Likewise, the Lewises treat the movement of religious conservatives into the broader conservative/Republican coalition as evidence for their theory. It is true that before Reagan most evangelicals or conservative Catholics were Democrats (or apolitical) and many were fond of economic interventionism by government. But the fact that they changed “tribes” due to issues like abortion, school prayer, and education—rather than sticking with their tribe and changing their positions on the issues that were most important to them—actually throws the “social theory” into question. It turns out that people will sometimes put philosophy over tribe on the issues they really care about, and then will adjust issues more peripheral to them to suit their new tribe. Even then, socially conservative voters had to be given plausible reasons to embrace economic conservatism. As Eric R. Crouse showed in his 2013 book The Cross and Reaganomics, many conservative Christian leaders and publications made the argument to those voters throughout the 1980s that free-market economics not only worked better than big-government economics (as the Reagan economic boom demonstrated) but was important to advancing human freedom and dignity, personal responsibility, and real opportunities to escape poverty. Big government was reconceived as a manifestation not of compassion but of an idolatrous deification of the state. Whether this process represented craven, post-hoc rationalization or an awakening to a genuine community of interest is not as easy a question as the Lewises insist.

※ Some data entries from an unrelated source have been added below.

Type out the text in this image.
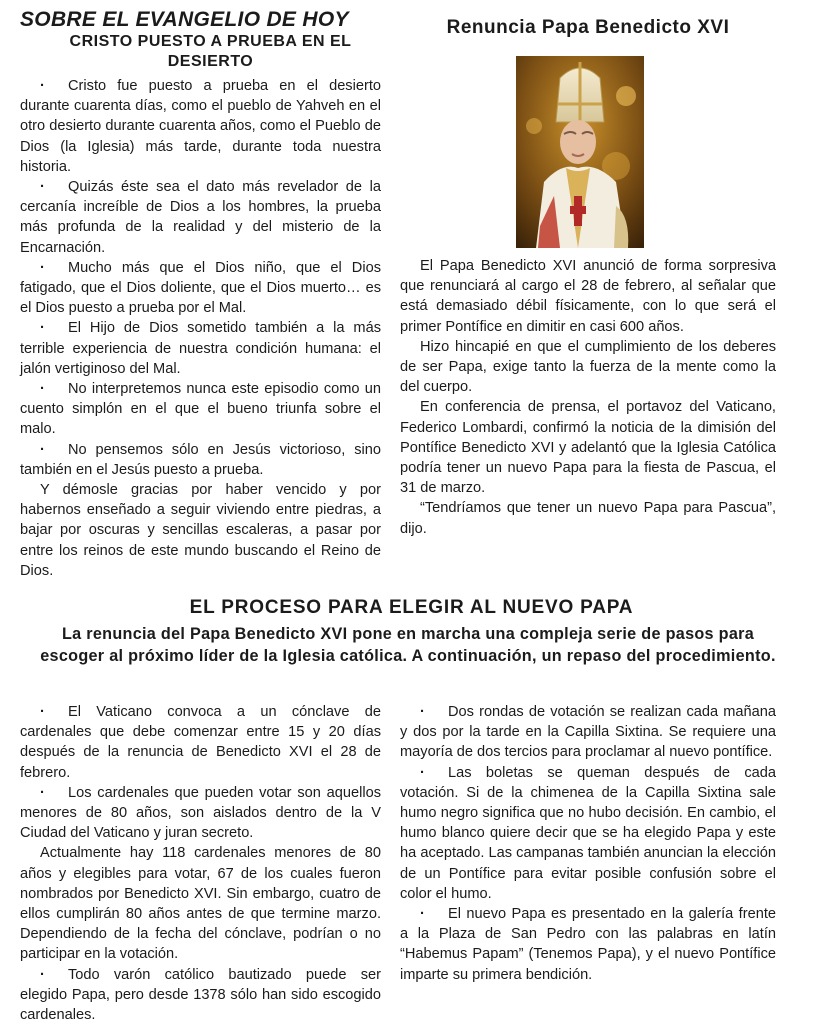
SOBRE EL EVANGELIO DE HOY
CRISTO PUESTO A PRUEBA EN EL DESIERTO

· Cristo fue puesto a prueba en el desierto durante cuarenta días, como el pueblo de Yahveh en el otro desierto durante cuarenta años, como el Pueblo de Dios (la Iglesia) más tarde, durante toda nuestra historia.

· Quizás éste sea el dato más revelador de la cercanía increíble de Dios a los hombres, la prueba más profunda de la realidad y del misterio de la Encarnación.

· Mucho más que el Dios niño, que el Dios fatigado, que el Dios doliente, que el Dios muerto… es el Dios puesto a prueba por el Mal.

· El Hijo de Dios sometido también a la más terrible experiencia de nuestra condición humana: el jalón vertiginoso del Mal.

· No interpretemos nunca este episodio como un cuento simplón en el que el bueno triunfa sobre el malo.

· No pensemos sólo en Jesús victorioso, sino también en el Jesús puesto a prueba.

Y démosle gracias por haber vencido y por habernos enseñado a seguir viviendo entre piedras, a bajar por oscuras y sencillas escaleras, a pasar por entre los reinos de este mundo buscando el Reino de Dios.

Renuncia Papa Benedicto XVI

El Papa Benedicto XVI anunció de forma sorpresiva que renunciará al cargo el 28 de febrero, al señalar que está demasiado débil físicamente, con lo que será el primer Pontífice en dimitir en casi 600 años.

Hizo hincapié en que el cumplimiento de los deberes de ser Papa, exige tanto la fuerza de la mente como la del cuerpo.

En conferencia de prensa, el portavoz del Vaticano, Federico Lombardi, confirmó la noticia de la dimisión del Pontífice Benedicto XVI y adelantó que la Iglesia Católica podría tener un nuevo Papa para la fiesta de Pascua, el 31 de marzo.

“Tendríamos que tener un nuevo Papa para Pascua”, dijo.

EL PROCESO PARA ELEGIR AL NUEVO PAPA
La renuncia del Papa Benedicto XVI pone en marcha una compleja serie de pasos para escoger al próximo líder de la Iglesia católica. A continuación, un repaso del procedimiento.

· El Vaticano convoca a un cónclave de cardenales que debe comenzar entre 15 y 20 días después de la renuncia de Benedicto XVI el 28 de febrero.

· Los cardenales que pueden votar son aquellos menores de 80 años, son aislados dentro de la V Ciudad del Vaticano y juran secreto.

Actualmente hay 118 cardenales menores de 80 años y elegibles para votar, 67 de los cuales fueron nombrados por Benedicto XVI. Sin embargo, cuatro de ellos cumplirán 80 años antes de que termine marzo. Dependiendo de la fecha del cónclave, podrían o no participar en la votación.

· Todo varón católico bautizado puede ser elegido Papa, pero desde 1378 sólo han sido escogido cardenales.

· Dos rondas de votación se realizan cada mañana y dos por la tarde en la Capilla Sixtina. Se requiere una mayoría de dos tercios para proclamar al nuevo pontífice.

· Las boletas se queman después de cada votación. Si de la chimenea de la Capilla Sixtina sale humo negro significa que no hubo decisión. En cambio, el humo blanco quiere decir que se ha elegido Papa y este ha aceptado. Las campanas también anuncian la elección de un Pontífice para evitar posible confusión sobre el color el humo.

· El nuevo Papa es presentado en la galería frente a la Plaza de San Pedro con las palabras en latín “Habemus Papam” (Tenemos Papa), y el nuevo Pontífice imparte su primera bendición.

The story of the religious conservatives reveals a more general issue that the authors might have profitably explored. They certainly succeed in proving to the reader that the pieces within each ideological bundle have shifted over time and do not inevitably go together, but they go well beyond that in concluding that each coalition’s bundle is fundamentally random. However, even if there is not a permanent essence to Right or Left, that does not mean there is no logic underlying the bundles that exist (or, for that matter, shifts in the bundles). What dynamics produce the bundles? What underlying logic creates the tribe in the first place? Why do the shifts happen? These interesting and important questions go unexamined. As a result, one gets the feeling that the overall picture presented is somehow less than the sum of its parts, however sensible most of the parts might be. Though labels and coalitions may be quite movable, at any given time (including now) ideological identifications can tell us something intelligible.

In the face of the dark picture they draw, the Lewises offer several prescriptions: start by recognizing the myth—the shortcomings of ideological essentialism. Then “go granular,” by which they mean look at issues—and people—individually. Change the way we talk about politics by abandoning use of ideological prefixes. Find different and better tribes built not around politics but around family, neighborhood, church, and other intermediary institutions of civil society. Finally, engage in “adversarial collaboration,” including scholarly research performed in teams that have both the pro and the con side of the issue represented. All worthwhile ideas, though the final suggestion is a tall order given the lack of diversity of opinion in the academy. These quasi-Burkean or Tocquevillian prescriptions will probably find a friendlier reception today in the tribe of the Right than that of the Left, another indication that ideological predispositions may be more durable than the authors are willing to say.

In the end, whether one thinks “Left and Right” is a purely fantastical concept, or merely an exaggerated and frequently destructive one, The Myth of Left and Right is worth the read. It leaves the reader eager to look beyond—but also to dig deeper into—our current binary.